Foi tentado pelo Diabo. Comprou uma residência no programa Minha Casa, Minha Vida e hoje paga R$ 200 de prestação. De acordo com a mistificação estatística a que todos somos sujeitos, o Zé está agora altamente endividado! Num fechar de olhos, passou de virtuoso não devedor a um suspeito inadimplente potencial que deve 20% da sua renda! Pobre do Zé. Quem mandou ser ambicioso!

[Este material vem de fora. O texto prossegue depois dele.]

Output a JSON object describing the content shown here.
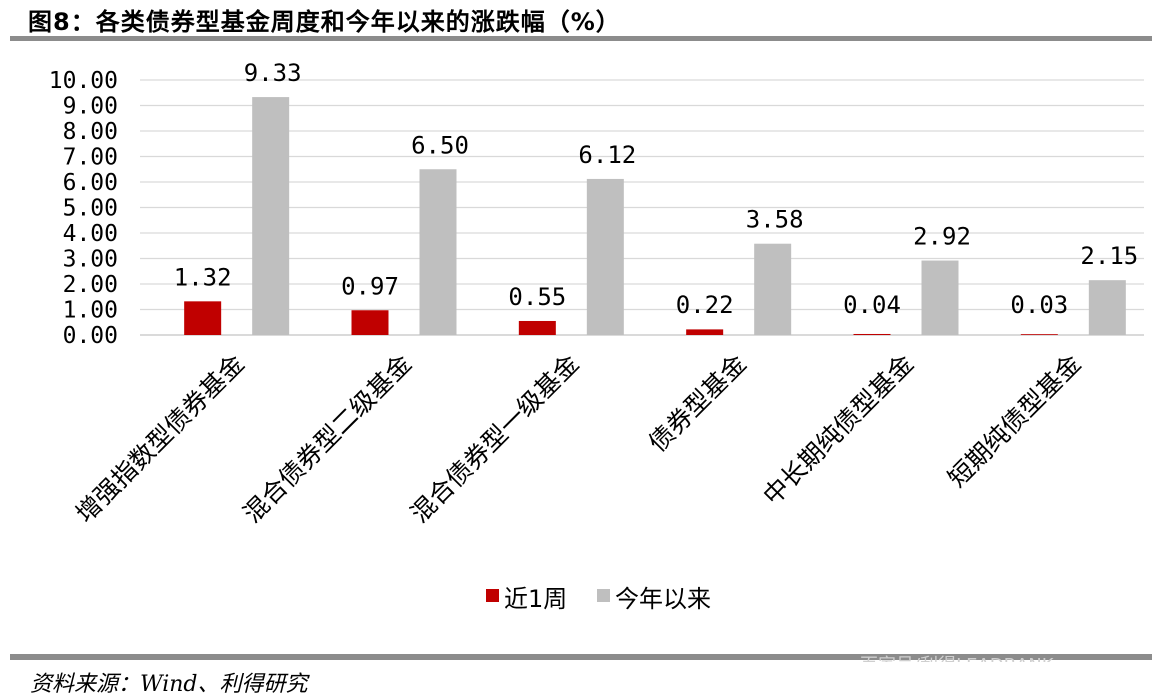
{
  "figure": {
    "title": "图8：各类债券型基金周度和今年以来的涨跌幅（%）",
    "source": "资料来源：Wind、利得研究",
    "watermark": "百家号/利得LEADBANK"
  },
  "colors": {
    "week": "#c00000",
    "ytd": "#bfbfbf",
    "grid": "#d9d9d9",
    "rule": "#8c8c8c"
  },
  "chart_data": {
    "type": "bar",
    "categories": [
      "增强指数型债券基金",
      "混合债券型二级基金",
      "混合债券型一级基金",
      "债券型基金",
      "中长期纯债型基金",
      "短期纯债型基金"
    ],
    "series": [
      {
        "name": "近1周",
        "values": [
          1.32,
          0.97,
          0.55,
          0.22,
          0.04,
          0.03
        ],
        "labels": [
          "1.32",
          "0.97",
          "0.55",
          "0.22",
          "0.04",
          "0.03"
        ]
      },
      {
        "name": "今年以来",
        "values": [
          9.33,
          6.5,
          6.12,
          3.58,
          2.92,
          2.15
        ],
        "labels": [
          "9.33",
          "6.50",
          "6.12",
          "3.58",
          "2.92",
          "2.15"
        ]
      }
    ],
    "ylim": [
      0,
      10
    ],
    "yticks": [
      "0.00",
      "1.00",
      "2.00",
      "3.00",
      "4.00",
      "5.00",
      "6.00",
      "7.00",
      "8.00",
      "9.00",
      "10.00"
    ],
    "grid": true,
    "legend_position": "bottom"
  }
}
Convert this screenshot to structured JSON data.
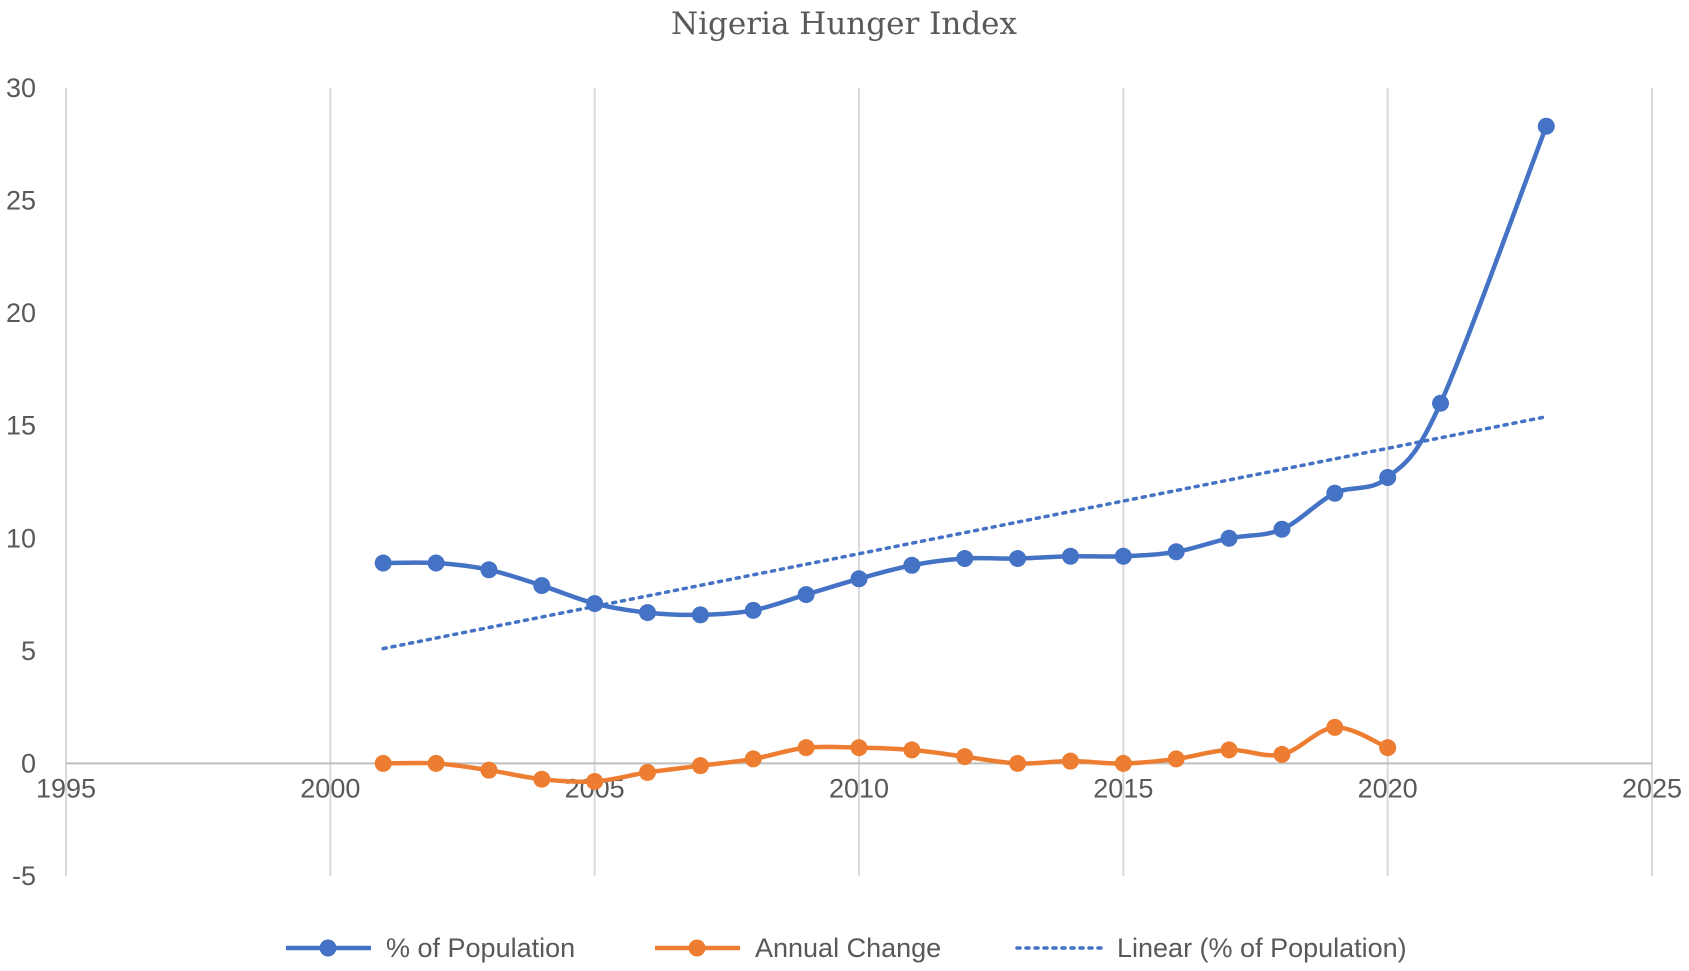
{
  "chart_data": {
    "type": "line",
    "title": "Nigeria Hunger Index",
    "xlabel": "",
    "ylabel": "",
    "xlim": [
      1995,
      2025
    ],
    "ylim": [
      -5,
      30
    ],
    "x_ticks": [
      1995,
      2000,
      2005,
      2010,
      2015,
      2020,
      2025
    ],
    "y_ticks": [
      -5,
      0,
      5,
      10,
      15,
      20,
      25,
      30
    ],
    "grid": "vertical",
    "legend_position": "bottom",
    "colors": {
      "population": "#4472c4",
      "annual_change": "#ed7d31",
      "trend": "#4472c4"
    },
    "series": [
      {
        "name": "% of Population",
        "style": "smooth-line-markers",
        "x": [
          2001,
          2002,
          2003,
          2004,
          2005,
          2006,
          2007,
          2008,
          2009,
          2010,
          2011,
          2012,
          2013,
          2014,
          2015,
          2016,
          2017,
          2018,
          2019,
          2020,
          2021,
          2023
        ],
        "values": [
          8.9,
          8.9,
          8.6,
          7.9,
          7.1,
          6.7,
          6.6,
          6.8,
          7.5,
          8.2,
          8.8,
          9.1,
          9.1,
          9.2,
          9.2,
          9.4,
          10.0,
          10.4,
          12.0,
          12.7,
          16.0,
          28.3
        ]
      },
      {
        "name": "Annual Change",
        "style": "smooth-line-markers",
        "x": [
          2001,
          2002,
          2003,
          2004,
          2005,
          2006,
          2007,
          2008,
          2009,
          2010,
          2011,
          2012,
          2013,
          2014,
          2015,
          2016,
          2017,
          2018,
          2019,
          2020
        ],
        "values": [
          0.0,
          0.0,
          -0.3,
          -0.7,
          -0.8,
          -0.4,
          -0.1,
          0.2,
          0.7,
          0.7,
          0.6,
          0.3,
          0.0,
          0.1,
          0.0,
          0.2,
          0.6,
          0.4,
          1.6,
          0.7
        ]
      },
      {
        "name": "Linear (% of Population)",
        "style": "dotted-trendline",
        "x": [
          2001,
          2023
        ],
        "values": [
          5.1,
          15.4
        ]
      }
    ]
  }
}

Isso não é uma parábola. Há milhares de Zés “exagerando” no crédito porque essa é a sua “riqueza”! Isso impressionou alguns economistas locais e acabou sendo ouvido em Basileia. Foi expresso no relatório anual do Bank of International Settlements, o famoso BIS.

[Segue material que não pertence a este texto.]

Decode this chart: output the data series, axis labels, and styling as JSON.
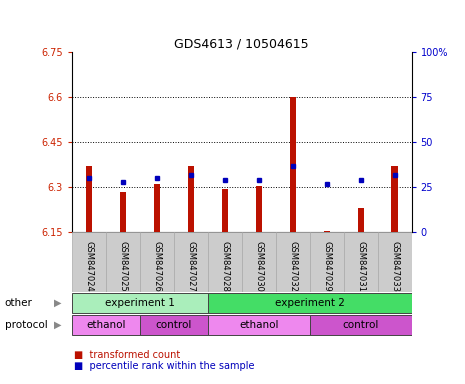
{
  "title": "GDS4613 / 10504615",
  "samples": [
    "GSM847024",
    "GSM847025",
    "GSM847026",
    "GSM847027",
    "GSM847028",
    "GSM847030",
    "GSM847032",
    "GSM847029",
    "GSM847031",
    "GSM847033"
  ],
  "bar_values": [
    6.37,
    6.285,
    6.31,
    6.37,
    6.295,
    6.305,
    6.6,
    6.155,
    6.23,
    6.37
  ],
  "dot_values": [
    30,
    28,
    30,
    32,
    29,
    29,
    37,
    27,
    29,
    32
  ],
  "ymin": 6.15,
  "ymax": 6.75,
  "y_ticks": [
    6.15,
    6.3,
    6.45,
    6.6,
    6.75
  ],
  "y_tick_labels": [
    "6.15",
    "6.3",
    "6.45",
    "6.6",
    "6.75"
  ],
  "right_yticks": [
    0,
    25,
    50,
    75,
    100
  ],
  "right_ytick_labels": [
    "0",
    "25",
    "50",
    "75",
    "100%"
  ],
  "bar_color": "#bb1100",
  "dot_color": "#0000bb",
  "group_other": [
    {
      "label": "experiment 1",
      "start": 0,
      "end": 4,
      "color": "#aaeebb"
    },
    {
      "label": "experiment 2",
      "start": 4,
      "end": 10,
      "color": "#44dd66"
    }
  ],
  "group_protocol": [
    {
      "label": "ethanol",
      "start": 0,
      "end": 2,
      "color": "#ee88ee"
    },
    {
      "label": "control",
      "start": 2,
      "end": 4,
      "color": "#cc55cc"
    },
    {
      "label": "ethanol",
      "start": 4,
      "end": 7,
      "color": "#ee88ee"
    },
    {
      "label": "control",
      "start": 7,
      "end": 10,
      "color": "#cc55cc"
    }
  ],
  "other_label": "other",
  "protocol_label": "protocol",
  "legend_items": [
    {
      "label": "transformed count",
      "color": "#bb1100"
    },
    {
      "label": "percentile rank within the sample",
      "color": "#0000bb"
    }
  ],
  "bg_color": "#ffffff",
  "tick_color_left": "#cc2200",
  "tick_color_right": "#0000cc",
  "xlabel_bg": "#cccccc"
}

O assunto causou comoção. Os economistas do BIS contam-se entre os mais bem apetrechados do mundo. E justamente. Sempre mantiveram distância da vertigem cientificista. De fato, em 2005/2006, seus trabalhos deixavam claro que a aparente calmaria que o Fed atribuía às virtudes da sua política monetária escondia perigos insuspeitados.

Eles e mais meia dúzia de bons profissionais alertaram para a crise que se construía num sistema financeiro cuidadosamente desregulado em nome de uma suposta “ciência”. É preciso, portanto, ouvi-los quando falam.

O aumento do endividamento das famílias no Brasil é mencionado ligeiramente nas págs. 26 a 30 do relatório, sempre com muito cuidado. Não há qualquer observação com conotação negativa. Aliás, a comparação das taxas de crescimento da relação crédito/PIB é tratada corretamente: “O rápido crescimento do crédito não é necessariamente ruim. Os sistemas financeiros de alguns países emergentes ainda são relativamente subdesenvolvidos e muitas famílias e empresas estão fora deles. Assim, o rápido crescimento do crédito pode refletir tanto um desenvolvimento financeiro quanto um excesso” (pág. 28).

Como deveria ser óbvio, o aumento da relação crédito/PIB de 25% para 50% em poucos anos no Brasil não pode e não deve ser considerado um “excesso”, porque ainda temos uma das menores bancarizações do mundo. E como aumentá-la senão fazendo o crédito crescer mais do que o PIB?

Houve, seguramente, algum excesso no setor de automóveis que foi agravado pela imbecilidade que atingiu o sistema de leasing. O que ninguém falou é que na pág. 30 do relatório (gráfico III.7) o BIS mostra a higidez do sistema bancário brasileiro.